Anecdotes et Réflexions 12 d'hier pour aujourd'hui Samuel Pepys ( journal Angleterre )



 cambridge
                                                                    Journal
                                                                                                               " 25 fév. "

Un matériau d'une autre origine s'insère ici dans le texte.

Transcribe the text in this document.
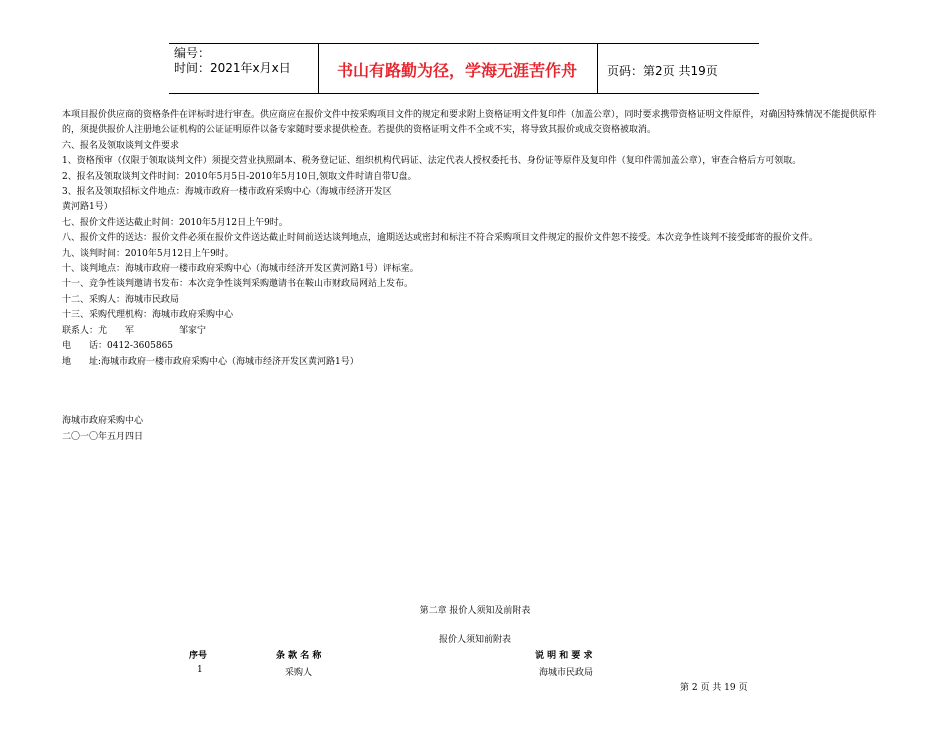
编号：
时间：2021年x月x日	书山有路勤为径，学海无涯苦作舟	页码：第2页 共19页
本项目报价供应商的资格条件在评标时进行审查。供应商应在报价文件中按采购项目文件的规定和要求附上资格证明文件复印件（加盖公章），同时要求携带资格证明文件原件，对确因特殊情况不能提供原件的，须提供报价人注册地公证机构的公证证明原件以备专家随时要求提供检查。若提供的资格证明文件不全或不实，将导致其报价或成交资格被取消。
六、报名及领取谈判文件要求
1、资格预审（仅限于领取谈判文件）须提交营业执照副本、税务登记证、组织机构代码证、法定代表人授权委托书、身份证等原件及复印件（复印件需加盖公章），审查合格后方可领取。
2、报名及领取谈判文件时间：2010年5月5日-2010年5月10日,领取文件时请自带U盘。
3、报名及领取招标文件地点：海城市政府一楼市政府采购中心（海城市经济开发区
黄河路1号）
七、报价文件送达截止时间：2010年5月12日上午9时。
八、报价文件的送达：报价文件必须在报价文件送达截止时间前送达谈判地点，逾期送达或密封和标注不符合采购项目文件规定的报价文件恕不接受。本次竞争性谈判不接受邮寄的报价文件。
九、谈判时间：2010年5月12日上午9时。
十、谈判地点：海城市政府一楼市政府采购中心（海城市经济开发区黄河路1号）评标室。
十一、竞争性谈判邀请书发布：本次竞争性谈判采购邀请书在鞍山市财政局网站上发布。
十二、采购人：海城市民政局
十三、采购代理机构：海城市政府采购中心
联系人：尤　　军　　　　　邹家宁
电　　话：0412-3605865
地　　址:海城市政府一楼市政府采购中心（海城市经济开发区黄河路1号）
海城市政府采购中心
二〇一〇年五月四日
第二章 报价人须知及前附表
报价人须知前附表
序号	条 款 名 称	说 明 和 要 求
1	采购人	海城市民政局
第 2 页 共 19 页
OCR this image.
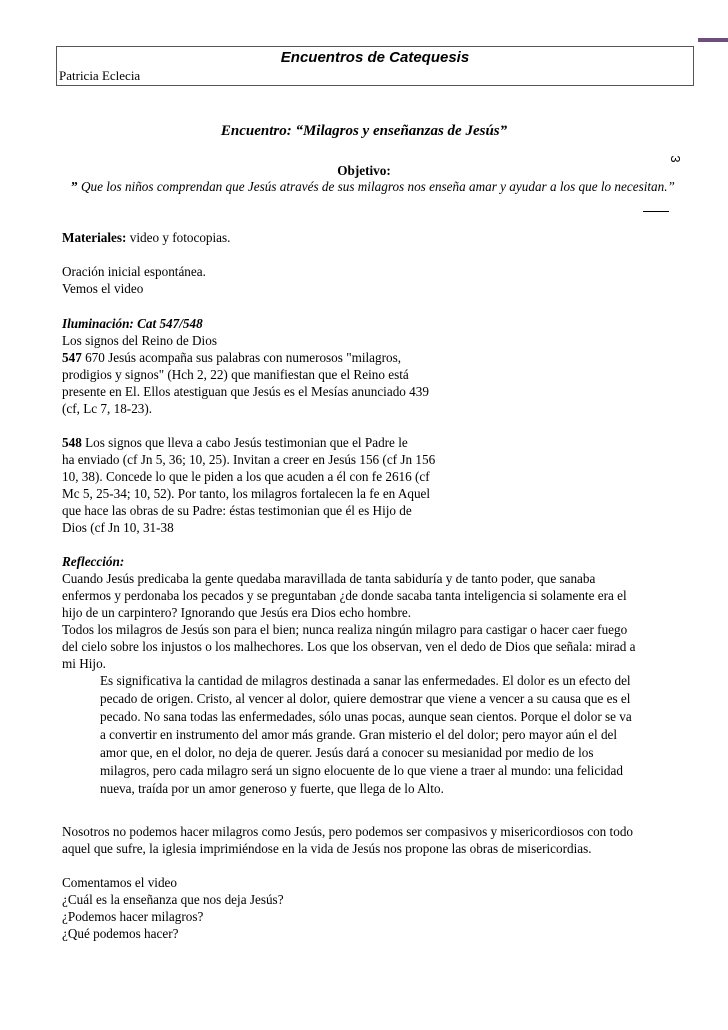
Encuentros de Catequesis
Patricia Eclecia
3
Encuentro: “Milagros y enseñanzas de Jesús”
Objetivo:
” Que los niños comprendan que Jesús através de sus milagros nos enseña amar y ayudar a los que lo necesitan.”
Materiales: video y fotocopias.
Oración inicial espontánea.
Vemos el video
Iluminación: Cat 547/548
Los signos del Reino de Dios
547 670 Jesús acompaña sus palabras con numerosos "milagros,
prodigios y signos" (Hch 2, 22) que manifiestan que el Reino está
presente en El. Ellos atestiguan que Jesús es el Mesías anunciado 439
(cf, Lc 7, 18-23).
548 Los signos que lleva a cabo Jesús testimonian que el Padre le
ha enviado (cf Jn 5, 36; 10, 25). Invitan a creer en Jesús 156 (cf Jn 156
10, 38). Concede lo que le piden a los que acuden a él con fe 2616 (cf
Mc 5, 25-34; 10, 52). Por tanto, los milagros fortalecen la fe en Aquel
que hace las obras de su Padre: éstas testimonian que él es Hijo de
Dios (cf Jn 10, 31-38
Reflección:
Cuando Jesús predicaba la gente quedaba maravillada de tanta sabiduría y de tanto poder, que sanaba
enfermos y perdonaba los pecados y se preguntaban ¿de donde sacaba tanta inteligencia si solamente era el
hijo de un carpintero? Ignorando que Jesús era Dios echo hombre.
Todos los milagros de Jesús son para el bien; nunca realiza ningún milagro para castigar o hacer caer fuego
del cielo sobre los injustos o los malhechores. Los que los observan, ven el dedo de Dios que señala: mirad a
mi Hijo.
Es significativa la cantidad de milagros destinada a sanar las enfermedades. El dolor es un efecto del
pecado de origen. Cristo, al vencer al dolor, quiere demostrar que viene a vencer a su causa que es el
pecado. No sana todas las enfermedades, sólo unas pocas, aunque sean cientos. Porque el dolor se va
a convertir en instrumento del amor más grande. Gran misterio el del dolor; pero mayor aún el del
amor que, en el dolor, no deja de querer. Jesús dará a conocer su mesianidad por medio de los
milagros, pero cada milagro será un signo elocuente de lo que viene a traer al mundo: una felicidad
nueva, traída por un amor generoso y fuerte, que llega de lo Alto.
Nosotros no podemos hacer milagros como Jesús, pero podemos ser compasivos y misericordiosos con todo
aquel que sufre, la iglesia imprimiéndose en la vida de Jesús nos propone las obras de misericordias.
Comentamos el video
¿Cuál es la enseñanza que nos deja Jesús?
¿Podemos hacer milagros?
¿Qué podemos hacer?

            Nous deux arrivâmes à Cambridge vers 8 heures du matin et descendîmes au Faucon dans Petty Cury. Nous y retrouvâmes mon père et mon frère, qui allaient très bien. Je m'habillai et vers 10 heures mon père, mon frère et moi allâmes voir Mr Widdrington à Christ's College ; il nous reçut très civilement et fit procéder aux formalités d'admission de mon frère ; cependant que mon père, lui et moi devisions. Cela fait nous prîmes congé. Mon père et mon frère allèrent rendre visite à quelques amis, des Pepys qui sont membres de l'université de Cambridge. Pendant ce temps, j'allai à Magdalene college voir Mr Hill : je retrouvai auprès de lui Mr Zanchy, Mr Burton, et Mr Hollins qui me reçurent on ne pouvait plus civilement; je pris congé en leur promettant de venir souper avec eux, et revins à mon auberge, où je dînai avec quelques autres personnes présentes à la table d'hôte. Après dîner, mon frère se rendit au collège et mon père et moi allâmes voir mes cousins Angier : Mr Fairbrother nous y rejoignit. Nous restâmes un moment bavarder avec eux. Mon père alla s'occuper de ses affaires chez le transporteur et de la chambre de mon frère, tandis que j'allais avec Mr Fairbrother, mon cousin Angier et Mr Zanchy, que j'avais rencontrés à la boutique de Mr Morton ( où j'achetai " Elenchus Motuum ", ayant donné mon précédent exemplaire à Mr Downing lors de sa visite ), aux Trois Tonnes, où nous bûmes pas mal à la santé du roi, etc., jusqu'à ce qu'il fit presque nuit ; puis nous nous quittâmes et moi et Mr Zanchy nous rendîmes à Magdalene College où nous attendait un fort bon souper dans la chambre de Mr Hill ; je suppose qu'ils ont un club. Dans leurs propos, je découvris qu'il ne restait absolument rien de l'ancien formalisme de leurs discours, en particulier le samedi soir. Mr Zanch me confia que de pareilles choses ne se produisent plus jamais de nos jours parmi eux. Après souper et après avoir conversé quelque temps, rentrai à l'auberge ; je trouvai mon père dans sa chambre ; nous bavardâmes un peu; il était très satisfait des activités de cette journée, puis nous allâmes nous coucher ; mon frère partageait mon lit car ses affaires n'étaient pas arrivées par le porteur et il ne pouvait pas coucher au collège.


                                                                                                    dimanche,   26 février 1660

            Mon frère se rendit au service religieux du collège.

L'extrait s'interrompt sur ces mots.